Their work suggests that while AI can improve short-term decision-making through highly accurate recommendations, heavy reliance on such systems may reduce incentives for humans to invest in learning and knowledge creation.
Because human effort produces not only private insights but also shared public knowledge, excessive dependence on AI could gradually weaken the collective knowledge base that supports innovation, scientific progress, and informed democratic debate.
In the conversation below, Francesco Marcelloni (Professor of Data Mining and Machine Learning at the University of Pisa and Academic Director of the Knowledge Hub on AI at Circle U.) and I explore a more balanced view of artificial intelligence.
AI must be understood through a double lens.
It brings risks. But it also offers enormous opportunities.
“We have to discuss AI from a double perspective. On the one hand, AI can help. On the other hand, we should be careful.”
— Francesco Marcelloni
The problem with the AI debate
The discussion begins with a reference to Yuval Noah Harari’s argument at Davos that AI is no longer simply a tool but something closer to an agent. Harari’s analogy is striking. A knife can be used by humans to cut salad or to kill, but humans remain in control of the knife.
With AI, the fear is different. The system may begin to act with a degree of autonomy, and human control may weaken. Marcelloni does not dismiss these concerns, but he resists alarmism. AI, he argues, is still a technology. And like all technologies, it has both benefits and drawbacks. The difference is that AI’s drawbacks can affect society and humanity at scale.
That is why it must be approached with caution. At the same time, it should not be treated as a demon.
But the debate about AI is not only about risk. It is also about power.
Who controls AI and whose needs it serves
A growing concern in policy circles is that the direction of AI development is being shaped by a small number of firms and elites (particularly in Silicon Valley). If a handful of companies determine what kinds of problems AI should solve, entire regions and populations may be left out.
Marcelloni broadens the discussion by turning to Europe. While AI is often framed as a contest between the United States and China, Europe itself is in a fragile position. Most of the large language models used by the public come from outside Europe. This creates not only technological dependence but also strategic vulnerability.

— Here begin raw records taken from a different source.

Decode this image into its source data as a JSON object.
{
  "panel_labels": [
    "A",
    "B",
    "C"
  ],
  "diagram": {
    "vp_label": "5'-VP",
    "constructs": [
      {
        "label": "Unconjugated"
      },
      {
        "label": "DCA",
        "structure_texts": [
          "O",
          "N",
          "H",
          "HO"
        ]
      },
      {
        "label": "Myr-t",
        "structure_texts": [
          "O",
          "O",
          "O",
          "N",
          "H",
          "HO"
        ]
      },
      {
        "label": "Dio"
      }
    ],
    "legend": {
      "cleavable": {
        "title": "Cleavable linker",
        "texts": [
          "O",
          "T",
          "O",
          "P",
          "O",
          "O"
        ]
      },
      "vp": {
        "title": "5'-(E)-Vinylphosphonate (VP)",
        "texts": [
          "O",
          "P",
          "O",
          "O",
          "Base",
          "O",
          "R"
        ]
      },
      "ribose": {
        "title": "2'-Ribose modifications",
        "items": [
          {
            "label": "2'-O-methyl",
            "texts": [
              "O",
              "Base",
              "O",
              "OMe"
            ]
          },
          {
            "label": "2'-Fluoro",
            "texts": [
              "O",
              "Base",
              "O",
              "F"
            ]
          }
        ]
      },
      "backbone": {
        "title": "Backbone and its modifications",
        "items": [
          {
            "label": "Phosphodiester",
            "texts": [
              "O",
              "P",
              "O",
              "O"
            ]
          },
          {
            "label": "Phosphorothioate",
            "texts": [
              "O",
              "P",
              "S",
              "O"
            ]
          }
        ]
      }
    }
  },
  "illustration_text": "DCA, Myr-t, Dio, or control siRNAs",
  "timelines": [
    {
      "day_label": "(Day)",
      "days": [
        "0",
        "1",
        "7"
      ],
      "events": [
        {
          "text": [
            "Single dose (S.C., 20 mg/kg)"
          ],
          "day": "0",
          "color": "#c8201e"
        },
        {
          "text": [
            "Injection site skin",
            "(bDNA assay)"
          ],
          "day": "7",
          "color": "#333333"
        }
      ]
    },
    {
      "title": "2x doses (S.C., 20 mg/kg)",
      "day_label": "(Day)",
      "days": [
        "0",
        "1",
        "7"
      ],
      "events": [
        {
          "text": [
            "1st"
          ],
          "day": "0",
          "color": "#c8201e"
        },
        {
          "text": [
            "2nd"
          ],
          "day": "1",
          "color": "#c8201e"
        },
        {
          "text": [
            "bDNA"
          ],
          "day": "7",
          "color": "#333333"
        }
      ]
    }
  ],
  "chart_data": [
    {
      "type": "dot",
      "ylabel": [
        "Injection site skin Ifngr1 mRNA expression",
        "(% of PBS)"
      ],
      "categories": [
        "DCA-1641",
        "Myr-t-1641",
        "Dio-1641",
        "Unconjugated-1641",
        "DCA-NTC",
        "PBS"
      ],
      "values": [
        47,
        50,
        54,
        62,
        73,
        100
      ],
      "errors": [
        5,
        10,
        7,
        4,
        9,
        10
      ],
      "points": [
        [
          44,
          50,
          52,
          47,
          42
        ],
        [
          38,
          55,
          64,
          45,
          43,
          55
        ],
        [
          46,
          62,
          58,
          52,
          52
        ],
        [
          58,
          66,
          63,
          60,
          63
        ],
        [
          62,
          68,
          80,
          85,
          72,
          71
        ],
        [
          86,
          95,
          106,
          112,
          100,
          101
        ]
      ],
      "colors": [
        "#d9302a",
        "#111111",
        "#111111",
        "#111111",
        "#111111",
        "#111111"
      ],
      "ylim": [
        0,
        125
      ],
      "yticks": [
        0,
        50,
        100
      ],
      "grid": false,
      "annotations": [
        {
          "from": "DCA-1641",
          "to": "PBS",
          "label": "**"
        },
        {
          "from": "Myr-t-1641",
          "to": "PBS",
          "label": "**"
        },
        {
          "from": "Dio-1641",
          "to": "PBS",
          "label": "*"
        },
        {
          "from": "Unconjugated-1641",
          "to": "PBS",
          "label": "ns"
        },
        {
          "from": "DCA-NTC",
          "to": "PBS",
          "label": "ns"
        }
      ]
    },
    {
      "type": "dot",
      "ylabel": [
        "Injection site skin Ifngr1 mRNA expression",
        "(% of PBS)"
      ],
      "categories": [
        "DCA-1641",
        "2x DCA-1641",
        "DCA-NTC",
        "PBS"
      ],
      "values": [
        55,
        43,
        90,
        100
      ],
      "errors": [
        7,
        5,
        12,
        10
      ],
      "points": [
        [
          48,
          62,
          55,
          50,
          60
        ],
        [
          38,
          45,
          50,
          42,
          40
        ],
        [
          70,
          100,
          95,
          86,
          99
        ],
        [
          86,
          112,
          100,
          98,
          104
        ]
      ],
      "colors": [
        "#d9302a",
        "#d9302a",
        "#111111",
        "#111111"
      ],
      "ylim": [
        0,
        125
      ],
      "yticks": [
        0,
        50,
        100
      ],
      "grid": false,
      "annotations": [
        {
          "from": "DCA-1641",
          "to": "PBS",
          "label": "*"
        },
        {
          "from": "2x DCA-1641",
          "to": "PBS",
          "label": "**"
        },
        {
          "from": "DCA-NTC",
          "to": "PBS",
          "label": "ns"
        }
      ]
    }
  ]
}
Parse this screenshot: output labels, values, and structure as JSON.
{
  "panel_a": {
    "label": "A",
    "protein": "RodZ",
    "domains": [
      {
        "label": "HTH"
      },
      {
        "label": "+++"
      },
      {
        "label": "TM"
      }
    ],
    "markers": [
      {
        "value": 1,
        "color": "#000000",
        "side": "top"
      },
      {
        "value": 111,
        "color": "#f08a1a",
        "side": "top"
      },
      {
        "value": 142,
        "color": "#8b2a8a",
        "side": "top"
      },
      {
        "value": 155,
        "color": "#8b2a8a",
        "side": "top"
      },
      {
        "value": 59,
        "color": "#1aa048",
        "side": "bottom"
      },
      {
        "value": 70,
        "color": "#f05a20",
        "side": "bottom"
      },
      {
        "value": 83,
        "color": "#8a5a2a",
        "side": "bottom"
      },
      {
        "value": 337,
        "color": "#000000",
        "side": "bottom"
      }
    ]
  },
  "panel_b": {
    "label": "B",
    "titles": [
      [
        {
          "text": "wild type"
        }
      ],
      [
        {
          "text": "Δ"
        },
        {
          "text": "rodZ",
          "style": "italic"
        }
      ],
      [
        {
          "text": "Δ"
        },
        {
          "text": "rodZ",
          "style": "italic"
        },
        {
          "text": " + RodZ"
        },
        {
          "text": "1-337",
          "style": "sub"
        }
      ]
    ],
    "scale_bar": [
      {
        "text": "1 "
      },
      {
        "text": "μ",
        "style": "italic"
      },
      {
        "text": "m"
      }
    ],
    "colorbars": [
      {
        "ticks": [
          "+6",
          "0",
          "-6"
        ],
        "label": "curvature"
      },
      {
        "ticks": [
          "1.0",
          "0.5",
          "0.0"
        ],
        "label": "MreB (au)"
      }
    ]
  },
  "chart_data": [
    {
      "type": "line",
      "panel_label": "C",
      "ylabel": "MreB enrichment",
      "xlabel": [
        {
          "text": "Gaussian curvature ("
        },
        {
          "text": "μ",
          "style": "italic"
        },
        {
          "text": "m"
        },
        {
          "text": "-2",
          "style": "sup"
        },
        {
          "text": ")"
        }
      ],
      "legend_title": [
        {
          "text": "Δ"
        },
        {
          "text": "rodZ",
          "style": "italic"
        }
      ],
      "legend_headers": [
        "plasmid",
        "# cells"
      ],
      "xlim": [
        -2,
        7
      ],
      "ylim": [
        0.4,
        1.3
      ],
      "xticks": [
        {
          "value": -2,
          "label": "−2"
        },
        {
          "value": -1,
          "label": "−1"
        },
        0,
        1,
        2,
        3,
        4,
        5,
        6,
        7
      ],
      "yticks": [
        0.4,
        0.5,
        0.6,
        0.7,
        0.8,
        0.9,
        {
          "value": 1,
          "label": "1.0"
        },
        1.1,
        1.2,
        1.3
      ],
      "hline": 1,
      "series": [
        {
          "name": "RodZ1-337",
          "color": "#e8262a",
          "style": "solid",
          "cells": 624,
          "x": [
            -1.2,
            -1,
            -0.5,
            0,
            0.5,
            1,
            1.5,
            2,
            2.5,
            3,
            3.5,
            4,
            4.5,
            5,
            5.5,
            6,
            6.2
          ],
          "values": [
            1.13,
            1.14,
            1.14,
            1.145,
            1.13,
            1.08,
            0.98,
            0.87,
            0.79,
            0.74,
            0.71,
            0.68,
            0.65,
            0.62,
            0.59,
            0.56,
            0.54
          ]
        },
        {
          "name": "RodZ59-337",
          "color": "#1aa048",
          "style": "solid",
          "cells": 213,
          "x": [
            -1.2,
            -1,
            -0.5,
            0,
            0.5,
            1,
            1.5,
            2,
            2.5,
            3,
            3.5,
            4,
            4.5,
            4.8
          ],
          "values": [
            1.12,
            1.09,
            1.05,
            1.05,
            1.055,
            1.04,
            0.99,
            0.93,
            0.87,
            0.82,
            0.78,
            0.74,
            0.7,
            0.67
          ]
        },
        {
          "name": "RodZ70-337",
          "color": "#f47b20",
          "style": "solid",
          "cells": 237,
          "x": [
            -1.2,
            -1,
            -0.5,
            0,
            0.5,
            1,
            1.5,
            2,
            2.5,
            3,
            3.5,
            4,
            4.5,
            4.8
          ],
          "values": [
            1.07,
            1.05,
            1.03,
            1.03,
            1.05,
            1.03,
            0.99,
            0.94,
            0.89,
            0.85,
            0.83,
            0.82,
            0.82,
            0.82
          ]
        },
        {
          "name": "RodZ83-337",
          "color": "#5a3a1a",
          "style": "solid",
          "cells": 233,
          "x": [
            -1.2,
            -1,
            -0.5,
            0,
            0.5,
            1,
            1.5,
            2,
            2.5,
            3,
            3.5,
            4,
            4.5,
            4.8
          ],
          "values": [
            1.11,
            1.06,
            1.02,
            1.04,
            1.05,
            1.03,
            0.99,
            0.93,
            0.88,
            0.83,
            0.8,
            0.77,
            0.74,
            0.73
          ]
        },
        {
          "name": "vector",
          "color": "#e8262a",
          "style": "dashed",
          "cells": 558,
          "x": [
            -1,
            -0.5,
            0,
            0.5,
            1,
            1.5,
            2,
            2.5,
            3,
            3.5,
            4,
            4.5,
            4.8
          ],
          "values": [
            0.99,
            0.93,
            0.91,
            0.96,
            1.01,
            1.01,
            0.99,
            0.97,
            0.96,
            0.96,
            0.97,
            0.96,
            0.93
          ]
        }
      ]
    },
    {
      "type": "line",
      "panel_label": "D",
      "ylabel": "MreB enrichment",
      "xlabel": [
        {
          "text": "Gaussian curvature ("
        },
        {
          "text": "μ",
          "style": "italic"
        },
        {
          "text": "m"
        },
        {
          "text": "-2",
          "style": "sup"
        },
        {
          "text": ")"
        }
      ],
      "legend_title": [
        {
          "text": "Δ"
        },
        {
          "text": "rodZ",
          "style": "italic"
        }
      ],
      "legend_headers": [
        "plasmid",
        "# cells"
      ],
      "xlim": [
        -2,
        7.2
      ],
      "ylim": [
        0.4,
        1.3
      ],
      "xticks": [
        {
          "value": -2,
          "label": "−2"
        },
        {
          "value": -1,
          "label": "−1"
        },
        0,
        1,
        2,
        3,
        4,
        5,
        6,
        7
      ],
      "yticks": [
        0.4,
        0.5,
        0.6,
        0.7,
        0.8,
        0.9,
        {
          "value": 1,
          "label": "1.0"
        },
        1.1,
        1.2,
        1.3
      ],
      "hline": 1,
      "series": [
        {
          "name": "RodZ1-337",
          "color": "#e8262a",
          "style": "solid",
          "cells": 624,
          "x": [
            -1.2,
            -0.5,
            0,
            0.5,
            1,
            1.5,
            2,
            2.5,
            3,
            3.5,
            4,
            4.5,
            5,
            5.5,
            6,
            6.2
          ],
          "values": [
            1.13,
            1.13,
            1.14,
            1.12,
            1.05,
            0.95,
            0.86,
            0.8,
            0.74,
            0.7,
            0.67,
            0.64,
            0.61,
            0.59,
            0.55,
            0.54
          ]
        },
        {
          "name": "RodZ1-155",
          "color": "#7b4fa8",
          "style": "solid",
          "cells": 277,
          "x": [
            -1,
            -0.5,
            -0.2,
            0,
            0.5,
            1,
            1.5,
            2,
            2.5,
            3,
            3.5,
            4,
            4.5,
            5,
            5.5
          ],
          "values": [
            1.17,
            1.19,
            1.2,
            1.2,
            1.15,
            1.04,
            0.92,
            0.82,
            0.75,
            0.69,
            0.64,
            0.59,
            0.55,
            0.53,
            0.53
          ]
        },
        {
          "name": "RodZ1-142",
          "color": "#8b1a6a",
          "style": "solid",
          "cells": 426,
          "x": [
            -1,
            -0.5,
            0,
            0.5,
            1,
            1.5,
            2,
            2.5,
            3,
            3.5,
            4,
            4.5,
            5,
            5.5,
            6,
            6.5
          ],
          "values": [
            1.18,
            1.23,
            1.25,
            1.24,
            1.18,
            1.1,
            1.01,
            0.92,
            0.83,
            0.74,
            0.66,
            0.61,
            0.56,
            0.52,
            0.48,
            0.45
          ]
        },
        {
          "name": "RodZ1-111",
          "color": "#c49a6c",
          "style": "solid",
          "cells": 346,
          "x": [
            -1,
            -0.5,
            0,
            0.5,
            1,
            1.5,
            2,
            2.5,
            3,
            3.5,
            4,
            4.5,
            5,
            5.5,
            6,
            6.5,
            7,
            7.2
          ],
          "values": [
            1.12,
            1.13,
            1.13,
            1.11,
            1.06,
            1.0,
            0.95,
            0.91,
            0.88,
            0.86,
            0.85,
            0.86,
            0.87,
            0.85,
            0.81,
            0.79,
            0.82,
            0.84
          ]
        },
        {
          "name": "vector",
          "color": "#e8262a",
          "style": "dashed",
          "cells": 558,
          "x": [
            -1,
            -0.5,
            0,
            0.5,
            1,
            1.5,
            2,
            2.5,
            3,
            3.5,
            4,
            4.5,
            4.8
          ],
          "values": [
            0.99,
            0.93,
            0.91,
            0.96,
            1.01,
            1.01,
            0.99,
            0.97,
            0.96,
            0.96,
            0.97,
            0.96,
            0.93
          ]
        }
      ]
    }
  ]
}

He also warns that public debate tends to reduce AI to large language models alone. That is a mistake. Artificial intelligence is far broader than generative systems. And in economic terms, more traditional forms of AI may ultimately matter more than the current wave of generative models.
“AI has this double role today.
It can help produce fake news, but it can also help detect it.”
Deepfakes and misinformation may be generated with AI. But AI-based tools can also identify them. In that sense, artificial intelligence is not simply a danger to be feared. It is also part of the toolkit for responding to the risks it creates.
Final thought
Artificial intelligence will shape everything from medical diagnosis to political communication. But the technology itself will not determine the outcome. What matters is how societies govern it, regulate it, and integrate it into institutions.
In other words, the future of AI is not simply a technological question. It is also a political, institutional, and human one.
Artificial intelligence is neither purely liberating nor purely dangerous. It amplifies human choices, human priorities, and human failures. It can centralize power or democratize access. It can deepen inequality or expand opportunity. It can weaken critical thinking or strengthen it.
The real question is not what AI can do. The real question is how we choose to use it.